Com o facto de os circuitos em que o faziam não lhes atribuírem um estatuto de visibilidade pública, não era suposto entrarem na História. E não entraram. Agora começam a estar à porta, mas ainda é preciso que surjam em exposições ‘temáticas’, do género da que referi, ‘Femmes Photographes’. Não misturadas numa eventual e desejável antologia “pós-género”… Em Portugal…na área da moda surgiu no final dos anos oitenta, no boom das revistas ilustradas, uma excelente fotógrafa, a Inês Gonçalves, e ligadas ao fotojornalismo mas também com outros projetos pessoais, a Luísa Ferreira e a Céu Guarda. No âmbito do fotojornalismo recordo-me de, nos anos oitenta no ‘Público’, a Luísa ser a única mulher numa equipa de cerca de 12 fotógrafos!

E fora dessas áreas?
Atualmente, sendo a fotografia um dos médiuns por excelência na prática artística, o panorama mudou bastante e se considerarmos as mulheres artistas portuguesas claro que há muitas a trabalharem com fotografia e com um trabalho muito interessante: Catarina Botelho, Sandra Rocha, Carla Cabanas, Claudia Fischer, entre muitas outras – para já não falar na consagrada Helena Almeida.

Margarida Medeiros escreve para catálogos e revistas. Em 2000 lançou, a título individual, o livro ‘Fotografia e Narcisismo — o Auto-retrato Contemporâneo’, pela Assírio & Alvim

Quando apareceram as primeiras mulheres fotógrafas em Portugal?
Isso ainda é muito difícil de dizer, pelas razões que apontei mas também porque ainda há muito trabalho a fazer nos arquivos públicos e privado…

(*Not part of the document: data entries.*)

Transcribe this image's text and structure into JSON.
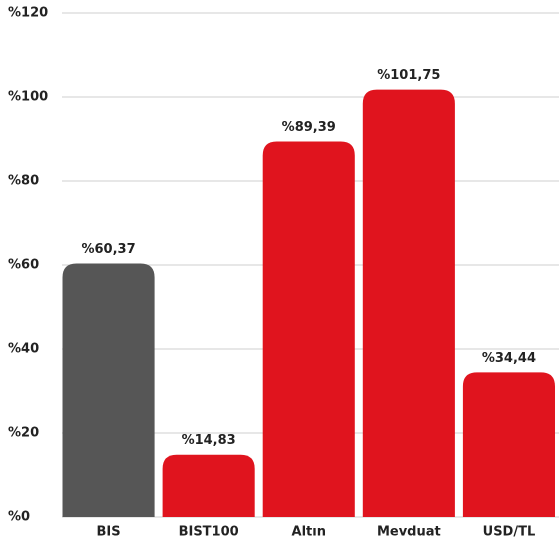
{
  "chart_data": {
    "type": "bar",
    "categories": [
      "BIS",
      "BIST100",
      "Altın",
      "Mevduat",
      "USD/TL"
    ],
    "values": [
      60.37,
      14.83,
      89.39,
      101.75,
      34.44
    ],
    "value_labels": [
      "%60,37",
      "%14,83",
      "%89,39",
      "%101,75",
      "%34,44"
    ],
    "colors": [
      "#565656",
      "#e0141e",
      "#e0141e",
      "#e0141e",
      "#e0141e"
    ],
    "ylim": [
      0,
      120
    ],
    "yticks": [
      {
        "value": 0,
        "label": "%0"
      },
      {
        "value": 20,
        "label": "%20"
      },
      {
        "value": 40,
        "label": "%40"
      },
      {
        "value": 60,
        "label": "%60"
      },
      {
        "value": 80,
        "label": "%80"
      },
      {
        "value": 100,
        "label": "%100"
      },
      {
        "value": 120,
        "label": "%120"
      }
    ],
    "grid": true
  }
}
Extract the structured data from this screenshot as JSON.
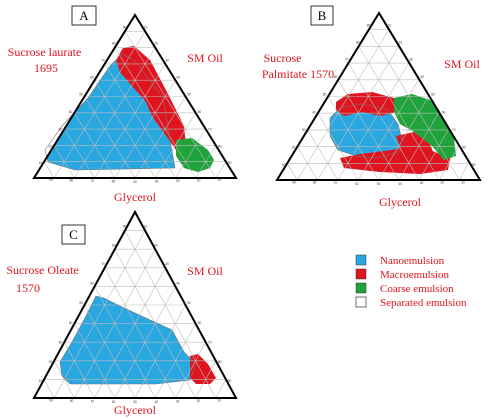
{
  "panels": [
    {
      "id": "A",
      "surfactant_lines": [
        "Sucrose laurate",
        "1695"
      ],
      "oil": "SM Oil",
      "glycerol": "Glycerol"
    },
    {
      "id": "B",
      "surfactant_lines": [
        "Sucrose",
        "Palmitate 1570"
      ],
      "oil": "SM Oil",
      "glycerol": "Glycerol"
    },
    {
      "id": "C",
      "surfactant_lines": [
        "Sucrose Oleate",
        "1570"
      ],
      "oil": "SM Oil",
      "glycerol": "Glycerol"
    }
  ],
  "tick_values": [
    "10",
    "20",
    "30",
    "40",
    "50",
    "60",
    "70",
    "80",
    "90"
  ],
  "legend": [
    {
      "label": "Nanoemulsion",
      "color": "#29a7e1"
    },
    {
      "label": "Macroemulsion",
      "color": "#e0141e"
    },
    {
      "label": "Coarse emulsion",
      "color": "#1fa33a"
    },
    {
      "label": "Separated emulsion",
      "color": "#ffffff"
    }
  ],
  "colors": {
    "nano": "#29a7e1",
    "macro": "#e0141e",
    "coarse": "#1fa33a",
    "label_red": "#e0141e"
  }
}
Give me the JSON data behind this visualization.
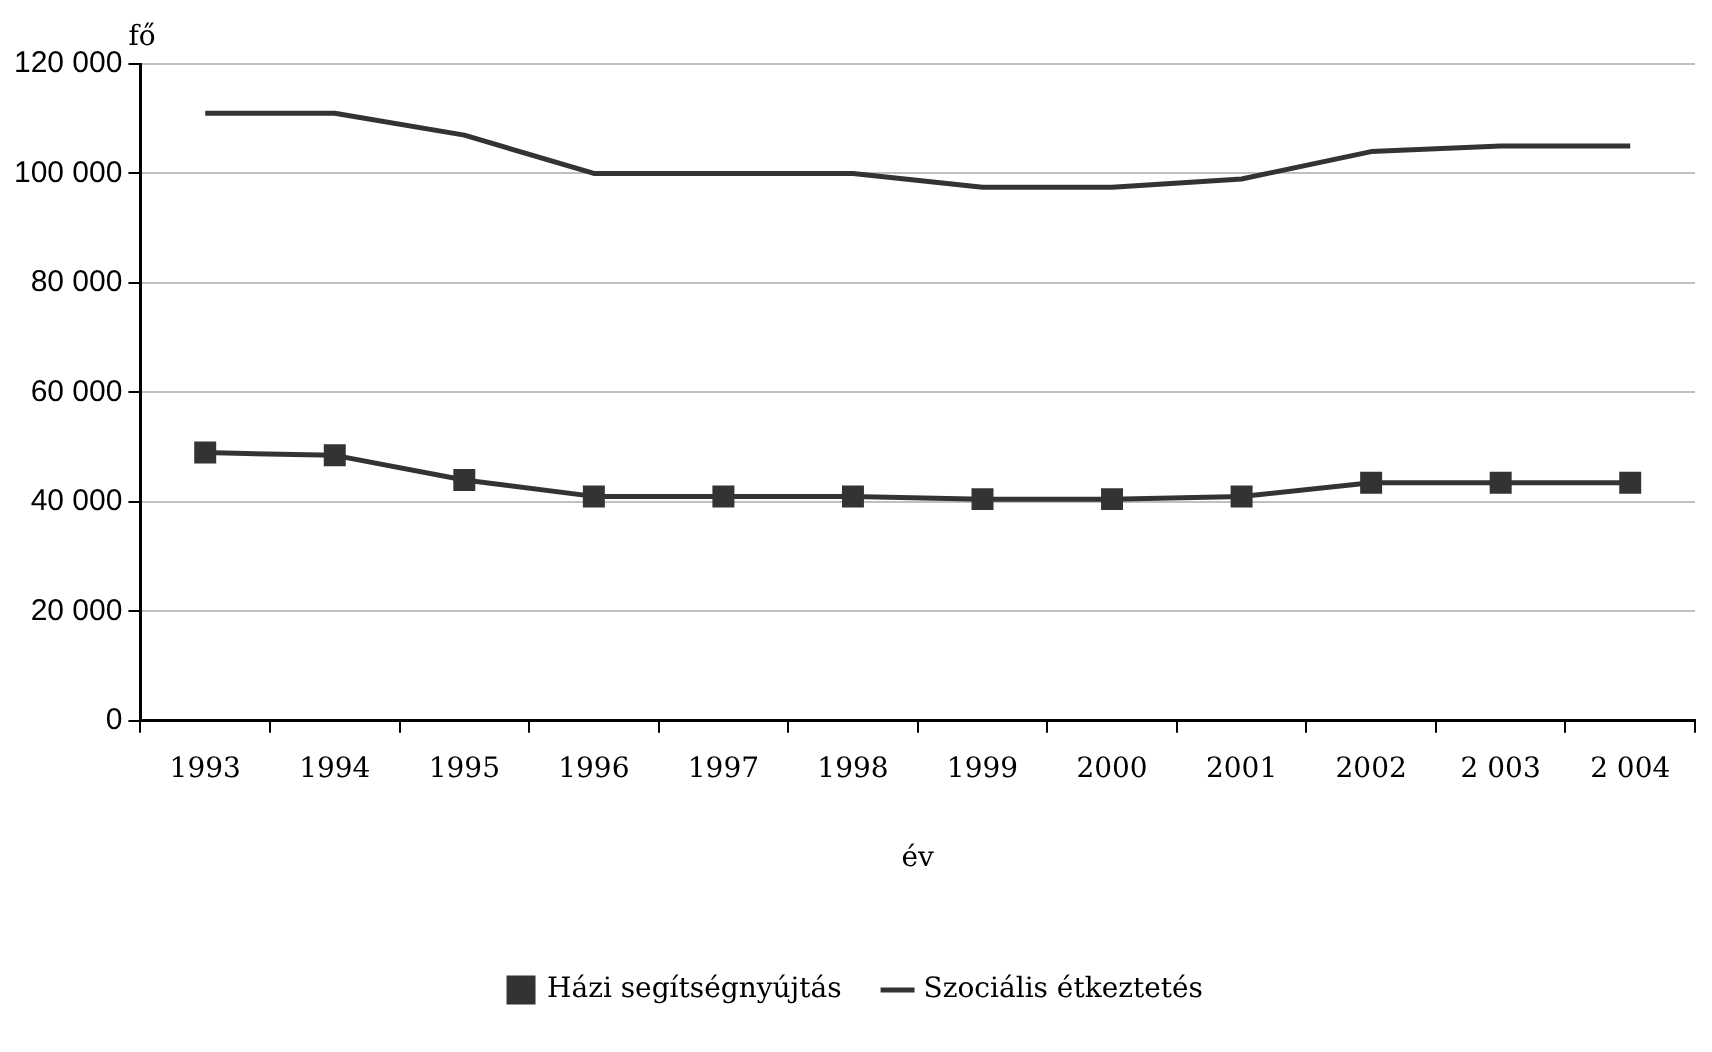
{
  "chart_data": {
    "type": "line",
    "xlabel": "év",
    "ylabel": "fő",
    "categories": [
      "1993",
      "1994",
      "1995",
      "1996",
      "1997",
      "1998",
      "1999",
      "2000",
      "2001",
      "2002",
      "2 003",
      "2 004"
    ],
    "series": [
      {
        "name": "Házi segítségnyújtás",
        "color": "#333333",
        "marker": "square",
        "values": [
          49000,
          48500,
          44000,
          41000,
          41000,
          41000,
          40500,
          40500,
          41000,
          43500,
          43500,
          43500
        ]
      },
      {
        "name": "Szociális étkeztetés",
        "color": "#333333",
        "marker": "none",
        "values": [
          111000,
          111000,
          107000,
          100000,
          100000,
          100000,
          97500,
          97500,
          99000,
          104000,
          105000,
          105000
        ]
      }
    ],
    "ylim": [
      0,
      120000
    ],
    "yticks": [
      {
        "value": 0,
        "label": "0"
      },
      {
        "value": 20000,
        "label": "20 000"
      },
      {
        "value": 40000,
        "label": "40 000"
      },
      {
        "value": 60000,
        "label": "60 000"
      },
      {
        "value": 80000,
        "label": "80 000"
      },
      {
        "value": 100000,
        "label": "100 000"
      },
      {
        "value": 120000,
        "label": "120 000"
      }
    ],
    "grid": "y",
    "legend": "bottom",
    "line_style": "solid"
  }
}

Atualmente, como é o panorama nacional em termos de representação das mulheres nesta área?
Hoje a questão do género já não influi na possibilidade de uma mulher ser fotógrafa profissionalmente (porque de forma não profissional/ social toda a gente usa a fotografia) e se considerarmos as atitudes sociais, talvez possamos dizer que será mais fácil a uma mulher enveredar por esse tipo de profissão do que um homem, já que o estereótipo de género funciona ainda muito na posição entre ‘atividade lúdica’ (mulheres) e profissão séria (homens).

Quais são as áreas onde estão mais representadas hoje em dia?
Na área artística é mais fácil encontrar mulheres a trabalhar com fotografia, mas penso que em outras áreas mais diretamente comerciais é já uma profissão relativamente popular entre as mulheres.

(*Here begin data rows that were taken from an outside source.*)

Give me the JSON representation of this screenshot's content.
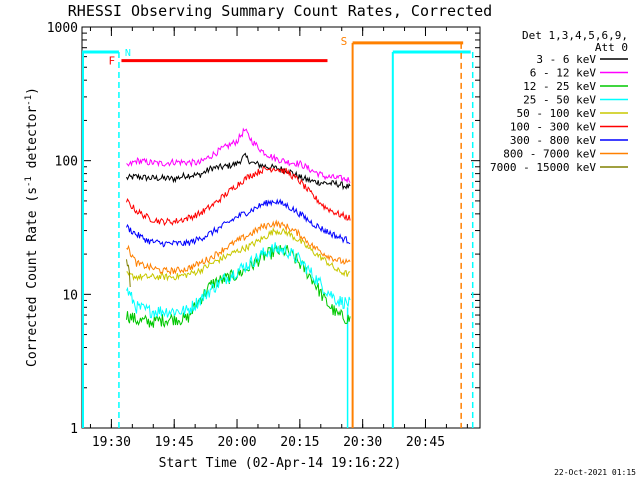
{
  "chart_data": {
    "type": "line",
    "title": "RHESSI Observing Summary Count Rates, Corrected",
    "xlabel": "Start Time (02-Apr-14 19:16:22)",
    "ylabel_prefix": "Corrected Count Rate (s",
    "ylabel_sup1": "-1",
    "ylabel_middle": " detector",
    "ylabel_sup2": "-1",
    "ylabel_suffix": ")",
    "yscale": "log",
    "ylim": [
      1,
      1000
    ],
    "xlim_minutes": [
      19.383,
      20.967
    ],
    "x_ticks": [
      {
        "t": 19.5,
        "label": "19:30"
      },
      {
        "t": 19.75,
        "label": "19:45"
      },
      {
        "t": 20.0,
        "label": "20:00"
      },
      {
        "t": 20.25,
        "label": "20:15"
      },
      {
        "t": 20.5,
        "label": "20:30"
      },
      {
        "t": 20.75,
        "label": "20:45"
      }
    ],
    "y_ticks": [
      {
        "v": 1,
        "label": "1"
      },
      {
        "v": 10,
        "label": "10"
      },
      {
        "v": 100,
        "label": "100"
      },
      {
        "v": 1000,
        "label": "1000"
      }
    ],
    "legend": {
      "header_line1": "Det 1,3,4,5,6,9,",
      "header_line2": "Att 0",
      "entries": [
        {
          "label": "3 - 6 keV",
          "color": "#000000"
        },
        {
          "label": "6 - 12 keV",
          "color": "#ff00ff"
        },
        {
          "label": "12 - 25 keV",
          "color": "#00c800"
        },
        {
          "label": "25 - 50 keV",
          "color": "#00ffff"
        },
        {
          "label": "50 - 100 keV",
          "color": "#c8c800"
        },
        {
          "label": "100 - 300 keV",
          "color": "#ff0000"
        },
        {
          "label": "300 - 800 keV",
          "color": "#0000ff"
        },
        {
          "label": "800 - 7000 keV",
          "color": "#ff8000"
        },
        {
          "label": "7000 - 15000 keV",
          "color": "#808000"
        }
      ]
    },
    "series": [
      {
        "name": "3 - 6 keV",
        "color": "#000000",
        "points": [
          [
            19.56,
            74
          ],
          [
            19.6,
            76
          ],
          [
            19.65,
            74
          ],
          [
            19.7,
            74
          ],
          [
            19.75,
            73
          ],
          [
            19.8,
            78
          ],
          [
            19.85,
            78
          ],
          [
            19.9,
            88
          ],
          [
            19.95,
            90
          ],
          [
            20.0,
            95
          ],
          [
            20.03,
            108
          ],
          [
            20.06,
            96
          ],
          [
            20.1,
            92
          ],
          [
            20.15,
            88
          ],
          [
            20.2,
            85
          ],
          [
            20.25,
            75
          ],
          [
            20.3,
            70
          ],
          [
            20.35,
            68
          ],
          [
            20.4,
            67
          ],
          [
            20.45,
            63
          ]
        ]
      },
      {
        "name": "6 - 12 keV",
        "color": "#ff00ff",
        "points": [
          [
            19.56,
            90
          ],
          [
            19.6,
            100
          ],
          [
            19.65,
            97
          ],
          [
            19.7,
            95
          ],
          [
            19.75,
            98
          ],
          [
            19.8,
            97
          ],
          [
            19.85,
            96
          ],
          [
            19.9,
            110
          ],
          [
            19.95,
            125
          ],
          [
            20.0,
            140
          ],
          [
            20.03,
            170
          ],
          [
            20.06,
            140
          ],
          [
            20.1,
            118
          ],
          [
            20.15,
            104
          ],
          [
            20.2,
            98
          ],
          [
            20.25,
            95
          ],
          [
            20.3,
            84
          ],
          [
            20.35,
            76
          ],
          [
            20.4,
            74
          ],
          [
            20.45,
            72
          ]
        ]
      },
      {
        "name": "12 - 25 keV",
        "color": "#00c800",
        "points": [
          [
            19.56,
            7
          ],
          [
            19.6,
            6.4
          ],
          [
            19.65,
            6.2
          ],
          [
            19.7,
            6.4
          ],
          [
            19.75,
            6.6
          ],
          [
            19.8,
            6.5
          ],
          [
            19.85,
            9
          ],
          [
            19.9,
            12
          ],
          [
            19.95,
            13
          ],
          [
            20.0,
            14
          ],
          [
            20.05,
            16
          ],
          [
            20.1,
            19
          ],
          [
            20.15,
            21
          ],
          [
            20.2,
            21
          ],
          [
            20.25,
            17
          ],
          [
            20.3,
            13
          ],
          [
            20.35,
            9
          ],
          [
            20.4,
            7
          ],
          [
            20.45,
            6.5
          ]
        ]
      },
      {
        "name": "25 - 50 keV",
        "color": "#00ffff",
        "points": [
          [
            19.56,
            11
          ],
          [
            19.6,
            8
          ],
          [
            19.65,
            7.5
          ],
          [
            19.7,
            7.5
          ],
          [
            19.75,
            7.5
          ],
          [
            19.8,
            7.5
          ],
          [
            19.85,
            9
          ],
          [
            19.9,
            11
          ],
          [
            19.95,
            13
          ],
          [
            20.0,
            15
          ],
          [
            20.05,
            17
          ],
          [
            20.1,
            20
          ],
          [
            20.15,
            22
          ],
          [
            20.2,
            21
          ],
          [
            20.25,
            18
          ],
          [
            20.3,
            14
          ],
          [
            20.35,
            11
          ],
          [
            20.4,
            9
          ],
          [
            20.45,
            8.5
          ]
        ]
      },
      {
        "name": "50 - 100 keV",
        "color": "#c8c800",
        "points": [
          [
            19.56,
            14
          ],
          [
            19.6,
            13.5
          ],
          [
            19.65,
            13.5
          ],
          [
            19.7,
            13.5
          ],
          [
            19.75,
            13.5
          ],
          [
            19.8,
            14
          ],
          [
            19.85,
            15
          ],
          [
            19.9,
            17
          ],
          [
            19.95,
            19
          ],
          [
            20.0,
            21
          ],
          [
            20.05,
            23
          ],
          [
            20.1,
            26
          ],
          [
            20.15,
            30
          ],
          [
            20.2,
            29
          ],
          [
            20.25,
            25
          ],
          [
            20.3,
            21
          ],
          [
            20.35,
            18
          ],
          [
            20.4,
            15
          ],
          [
            20.45,
            14
          ]
        ]
      },
      {
        "name": "100 - 300 keV",
        "color": "#ff0000",
        "points": [
          [
            19.56,
            50
          ],
          [
            19.6,
            42
          ],
          [
            19.65,
            37
          ],
          [
            19.7,
            35
          ],
          [
            19.75,
            35
          ],
          [
            19.8,
            37
          ],
          [
            19.85,
            40
          ],
          [
            19.9,
            46
          ],
          [
            19.95,
            55
          ],
          [
            20.0,
            66
          ],
          [
            20.05,
            77
          ],
          [
            20.1,
            85
          ],
          [
            20.15,
            88
          ],
          [
            20.2,
            82
          ],
          [
            20.25,
            70
          ],
          [
            20.3,
            55
          ],
          [
            20.35,
            45
          ],
          [
            20.4,
            40
          ],
          [
            20.45,
            37
          ]
        ]
      },
      {
        "name": "300 - 800 keV",
        "color": "#0000ff",
        "points": [
          [
            19.56,
            32
          ],
          [
            19.6,
            28
          ],
          [
            19.65,
            25
          ],
          [
            19.7,
            24
          ],
          [
            19.75,
            24
          ],
          [
            19.8,
            24
          ],
          [
            19.85,
            26
          ],
          [
            19.9,
            29
          ],
          [
            19.95,
            33
          ],
          [
            20.0,
            38
          ],
          [
            20.05,
            42
          ],
          [
            20.1,
            47
          ],
          [
            20.15,
            50
          ],
          [
            20.2,
            46
          ],
          [
            20.25,
            40
          ],
          [
            20.3,
            34
          ],
          [
            20.35,
            30
          ],
          [
            20.4,
            27
          ],
          [
            20.45,
            25
          ]
        ]
      },
      {
        "name": "800 - 7000 keV",
        "color": "#ff8000",
        "points": [
          [
            19.56,
            23
          ],
          [
            19.6,
            17
          ],
          [
            19.65,
            16
          ],
          [
            19.7,
            15
          ],
          [
            19.75,
            15
          ],
          [
            19.8,
            15.5
          ],
          [
            19.85,
            17
          ],
          [
            19.9,
            19
          ],
          [
            19.95,
            22
          ],
          [
            20.0,
            25
          ],
          [
            20.05,
            28
          ],
          [
            20.1,
            32
          ],
          [
            20.15,
            34
          ],
          [
            20.2,
            32
          ],
          [
            20.25,
            28
          ],
          [
            20.3,
            23
          ],
          [
            20.35,
            20
          ],
          [
            20.4,
            18
          ],
          [
            20.45,
            17
          ]
        ]
      },
      {
        "name": "7000 - 15000 keV",
        "color": "#808000",
        "points": [
          [
            19.56,
            18
          ],
          [
            19.57,
            15
          ],
          [
            19.575,
            12
          ]
        ]
      }
    ],
    "flags": {
      "night_level": 650,
      "night_color": "#00ffff",
      "night_segments": [
        [
          19.383,
          19.53
        ],
        [
          20.62,
          20.93
        ]
      ],
      "night_end_marks": [
        19.53,
        20.44,
        20.62
      ],
      "night_dashed_marks": [
        19.53,
        20.93
      ],
      "night_start_left": 19.383,
      "flare_label": "F",
      "flare_color": "#ff0000",
      "flare_level": 560,
      "flare_range": [
        19.54,
        20.36
      ],
      "saa_label": "S",
      "saa_color": "#ff8000",
      "saa_level": 760,
      "saa_range": [
        20.46,
        20.9
      ],
      "saa_start_line": 20.46,
      "saa_dashed": 20.9,
      "n_label": "N",
      "n_color": "#00ffff"
    },
    "footer_date": "22-Oct-2021 01:15"
  }
}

O que a levou a interessar-se pela fotografia e a investigação nesta área?
Não sei responder a essa pergunta…Acho que sempre gostei de fotografia, embora a minha formação de base seja Filosofia. Primeiro achei que queria fazer fotografia, depois percebi que gostava de escrever sobre fotografias. Comecei a escrever ainda no ‘Diário de Lisboa’, depois fui para o ‘Público’ e da prática foi nascendo a necessidade de aprofundar conhecimentos teóricos, de ligar com a minha formação filosófica, porque a fotografia tem sempre algo de aporético e de indecidível, é ao mesmo tempo uma coisa precisa e vaga…muito problematizante.